In fact, similar deep ranking network architecture and training technology can be widely used in deep learning literature such as Siamese neural networks, and even have been applied to face recognition. Now, back to the CBIR system, we understand that deep learning technology can reduce the semantic gap. These deep learning based methods can recognize important features even in complex natural images. So far, we have studied the application of CBIR system and the potential of deep learning technology in overcoming the semantic gap. But what is the applicability of CBIR in medical treatment? Can we clearly quantify its impact?

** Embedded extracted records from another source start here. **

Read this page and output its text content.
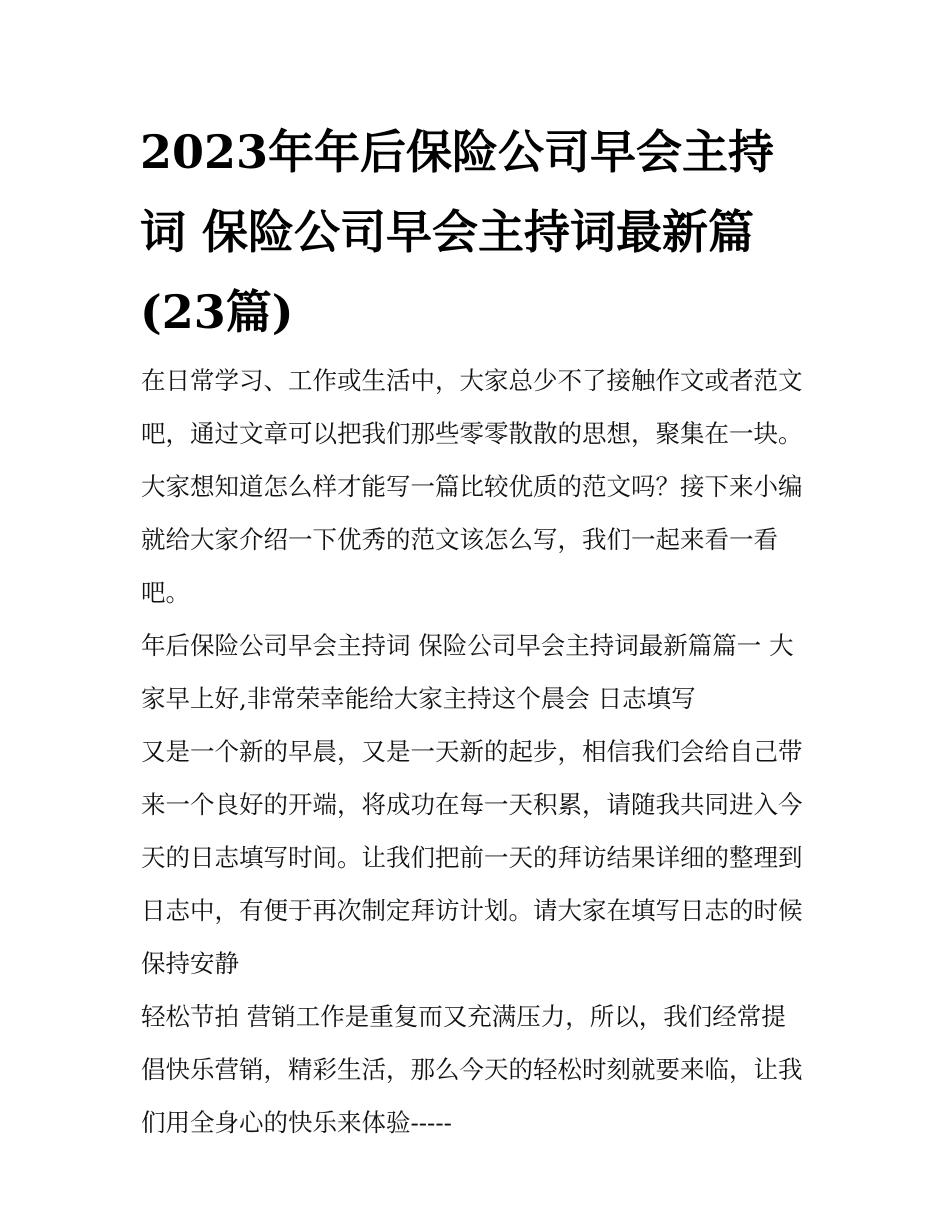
2023年年后保险公司早会主持
词 保险公司早会主持词最新篇
(23篇)
在日常学习、工作或生活中，大家总少不了接触作文或者范文
吧，通过文章可以把我们那些零零散散的思想，聚集在一块。
大家想知道怎么样才能写一篇比较优质的范文吗？接下来小编
就给大家介绍一下优秀的范文该怎么写，我们一起来看一看
吧。
年后保险公司早会主持词 保险公司早会主持词最新篇篇一 大
家早上好,非常荣幸能给大家主持这个晨会 日志填写
又是一个新的早晨，又是一天新的起步，相信我们会给自己带
来一个良好的开端，将成功在每一天积累，请随我共同进入今
天的日志填写时间。让我们把前一天的拜访结果详细的整理到
日志中，有便于再次制定拜访计划。请大家在填写日志的时候
保持安静
轻松节拍 营销工作是重复而又充满压力，所以，我们经常提
倡快乐营销，精彩生活，那么今天的轻松时刻就要来临，让我
们用全身心的快乐来体验-----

In 2002 alone, the radiology department of the University Hospital of Geneva produced more than 12000 images a day. Among them, cardiovascular department is the second largest digital image maker. The goal of medical information system should be “to provide the right information for the right person at the right time and place, so as to improve the quality and efficiency of treatment process.” therefore, in clinical decision-making, case-based reasoning or evidence-based medical decision-making hope to benefit from CBIR system.
No matter how sound the technology is, these systems need more improvement in practical clinical application, especially in establishing the trust between the system and doctors. This is proposed by Carrie J. Cai et al. Doctors improve the system by using relevance feedback very flexibly, that is, rating the obtained system results. Henning m ü ller et al. Also affirmed the importance of relevance feedback in an interactive environment to improve system results and improve the adaptability of CBIR system.
Another focus is to quantify the impact of these systems, which is essential for adaptation and development in this research area. After a user study with 12 pathologists, Carrie J. Cai et al claimed that through their CBIR system, doctors can more easily increase the diagnostic utility of the system. In addition, the results also show that doctors’ trust in them is improved, which also increases the possibility of clinical practice in the future. However, diagnostic accuracy was not evaluated in this study (although experience shows that it remains unchanged) because it is beyond the scope of the study.
Looking ahead, it is clear that medical experts and AI system developers need to collaborate continuously to identify examples and assess the impact of AI applications in health care. In addition, the scientific research community should also focus on the development of open test data sets and query standards in order to set benchmarks for CBIR system, which is very helpful to promote the development of research.